London reshaped my world view, too. In England, I experienced universal healthcare and school uniforms, soccer games and pub life, train travel and train strikes. I witnessed blatant British racism and dry British humor. A single walk to the Tube station might include snippets of French, German, Russian, Hungarian, Japanese, Arabic, and a dozen British accents.
London wasn’t necessarily better or worse than life in America – just different. And that was the point; I was learning there were other ways of living, governing, and connecting. The American way wasn’t the only way.
I didn’t realize it at the time, but I was discovering the transformative power of travel – how it changes not just where you are, but who you are.
I’ve been chasing that sense of transformation with every trip I’ve taken since that year in London.
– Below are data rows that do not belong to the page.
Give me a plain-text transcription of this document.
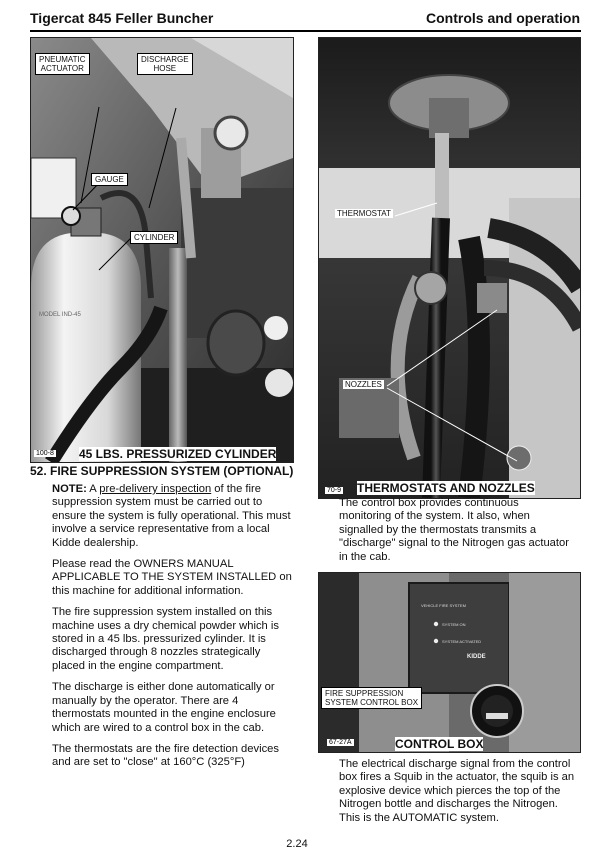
Tigercat 845 Feller Buncher	Controls and operation
MODEL IND-45
PNEUMATIC
ACTUATOR
DISCHARGE
HOSE
GAUGE
CYLINDER
100-8 45 LBS. PRESSURIZED CYLINDER
THERMOSTAT
NOZZLES
70-9 THERMOSTATS AND NOZZLES
VEHICLE FIRE SYSTEM
SYSTEM ON
SYSTEM ACTIVATED
KIDDE
FIRE SUPPRESSION
SYSTEM CONTROL BOX
67-27A	CONTROL BOX
52. FIRE SUPPRESSION SYSTEM (OPTIONAL)

NOTE: A pre-delivery inspection of the fire suppression system must be carried out to ensure the system is fully operational. This must involve a service representative from a local Kidde dealership.

Please read the OWNERS MANUAL APPLICABLE TO THE SYSTEM INSTALLED on this machine for additional information.

The fire suppression system installed on this machine uses a dry chemical powder which is stored in a 45 lbs. pressurized cylinder. It is discharged through 8 nozzles strategically placed in the engine compartment.

The discharge is either done automatically or manually by the operator. There are 4 thermostats mounted in the engine enclosure which are wired to a control box in the cab.

The thermostats are the fire detection devices and are set to "close" at 160°C (325°F)

The control box provides continuous monitoring of the system. It also, when signalled by the thermostats transmits a "discharge" signal to the Nitrogen gas actuator in the cab.
The electrical discharge signal from the control box fires a Squib in the actuator, the squib is an explosive device which pierces the top of the Nitrogen bottle and discharges the Nitrogen. This is the AUTOMATIC system.
2.24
It is a powerful sensation to feel yourself grow and evolve – to consciously recognize that you are moving closer to the person you want to be. Though other life events have changed me as well, travel has been the catalyst for many of my most notable moments of personal growth – in part because I realized transformation doesn’t have to be random. It can happen by design through intentional travel.
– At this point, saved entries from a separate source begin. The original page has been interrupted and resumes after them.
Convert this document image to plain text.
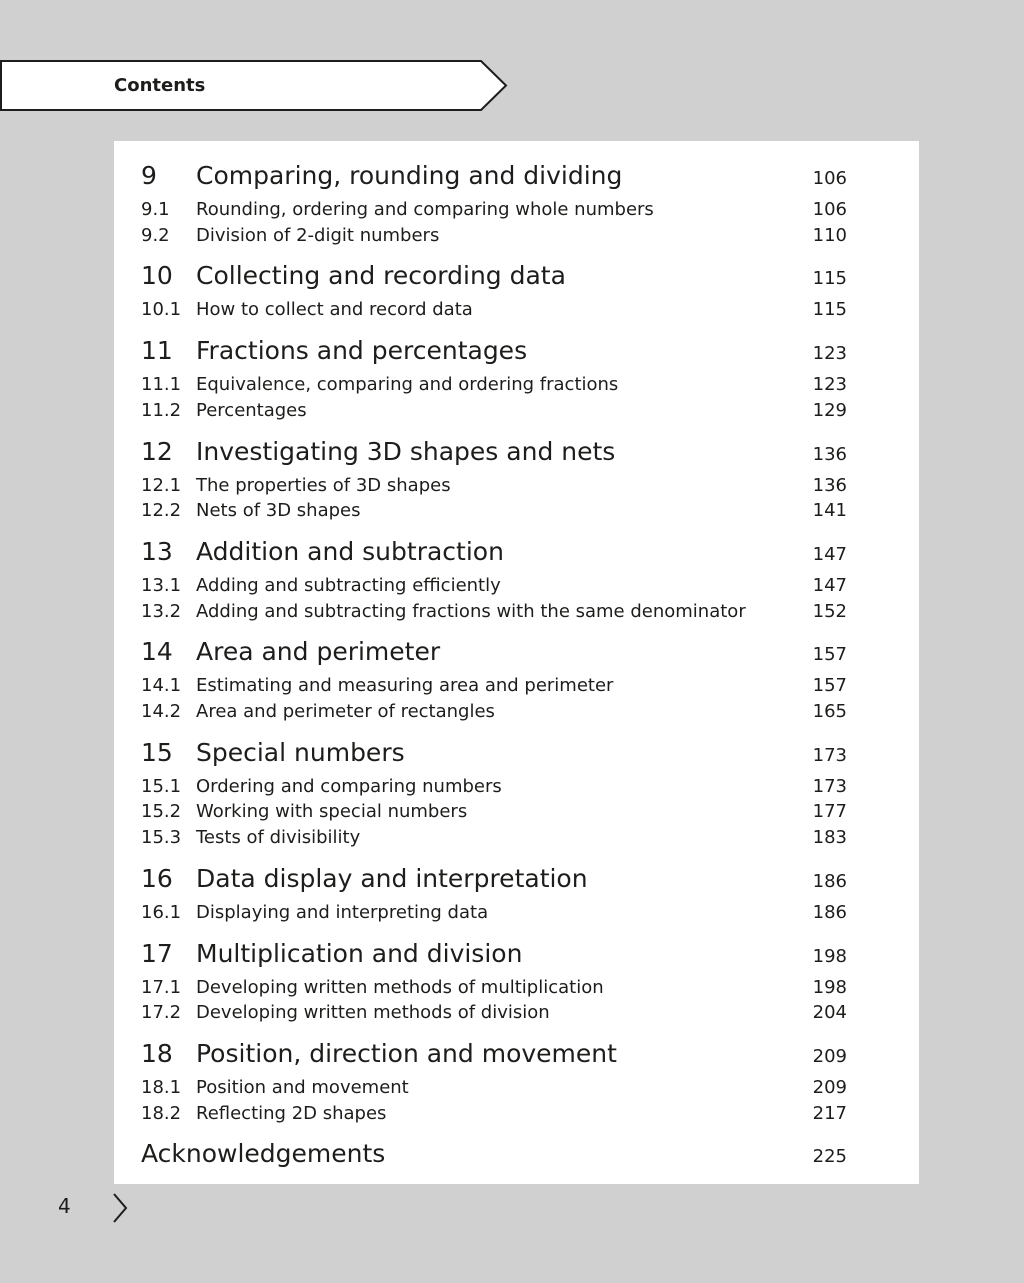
Contents
9	Comparing, rounding and dividing	106
9.1	Rounding, ordering and comparing whole numbers	106
9.2	Division of 2-digit numbers	110
10 Collecting and recording data	115
10.1 How to collect and record data	115
11 Fractions and percentages	123
11.1 Equivalence, comparing and ordering fractions	123
11.2 Percentages	129
12 Investigating 3D shapes and nets	136
12.1 The properties of 3D shapes	136
12.2 Nets of 3D shapes	141
13 Addition and subtraction	147
13.1 Adding and subtracting efficiently	147
13.2 Adding and subtracting fractions with the same denominator	152
14 Area and perimeter	157
14.1 Estimating and measuring area and perimeter	157
14.2 Area and perimeter of rectangles	165
15 Special numbers	173
15.1 Ordering and comparing numbers	173
15.2 Working with special numbers	177
15.3 Tests of divisibility	183
16 Data display and interpretation	186
16.1 Displaying and interpreting data	186
17 Multiplication and division	198
17.1 Developing written methods of multiplication	198
17.2 Developing written methods of division	204
18 Position, direction and movement	209
18.1 Position and movement	209
18.2 Reflecting 2D shapes	217
Acknowledgements	225
4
Intentional travel is about exploring the world with purpose, focusing on meaningful experiences, cultural connection, personal growth, and sustainability over sightseeing and bucket-list tourism. It’s not a new idea, but it’s one that has gained traction recently, with more travel companies now curating experiences designed to help travelers grow.
For me, intentional travel means setting a personal goal for a trip, or choosing a destination that will push me out of my comfort zone. In 2018, I rented a car in Scotland to explore the Highlands despite my fears of driving on the left. In 2019, I hiked part of the Inca Trail to Machu Picchu instead of taking the train, pushing myself physically. In 2023, after leaving a toxic job, I went to Japan and spent time each day at a spiritual site to reclaim my sense of self.
And this past Christmas, I went to Istanbul to challenge my own misconceptions about Turkey as a destination “not safe” for female travelers. (Spoiler: It was not only safe but welcoming and wonderful.)

With each experience, I came home feeling more confident, more empathetic, more aware of my privilege, more open-minded. As the American writer Mary Anne Radmacher put it, “I am not the same having seen the moon shine on the other side of the world.”
Self-discovery also happens organically in my travels. But practicing intentional travel has made my experiences richer and more authentic. It reminds me to surrender to each place—to the good, the bad, and even the deeply uncomfortable.
That’s the kind of traveler I want to be: someone who lets a place and its people into my soul in authentic and meaningful ways. That’s the kind of human I strive to be: someone who lives an authentic and meaningful life.
Like me, London has changed over the years. But Regent’s Park is still the familiar oasis I cherish. Each visit, I think of all the versions of myself who walked here before: at 20 and 22, 30 and 35 and 40 and beyond. Sometimes I take stock of my life, reflecting on what I want more or less of. Sometimes I write in my journal, or eat lunch or have coffee in the sun, simply enjoying the moment.
At some point at every visit I invariably turn up the path toward the college where I studied. It’s now a university – bigger, more international. It’s also been fenced off from the rest of the park, secured by a heavy iron gate. But the ivy-covered dormitory is still there; so is the bench under the willow tree where I used to read.
I always send a silent thank you to the 20-year-old version of me for being brave enough to take her first hesitant steps into the world. And I wonder how many more versions of myself I have yet to meet – and where in the world I might find them.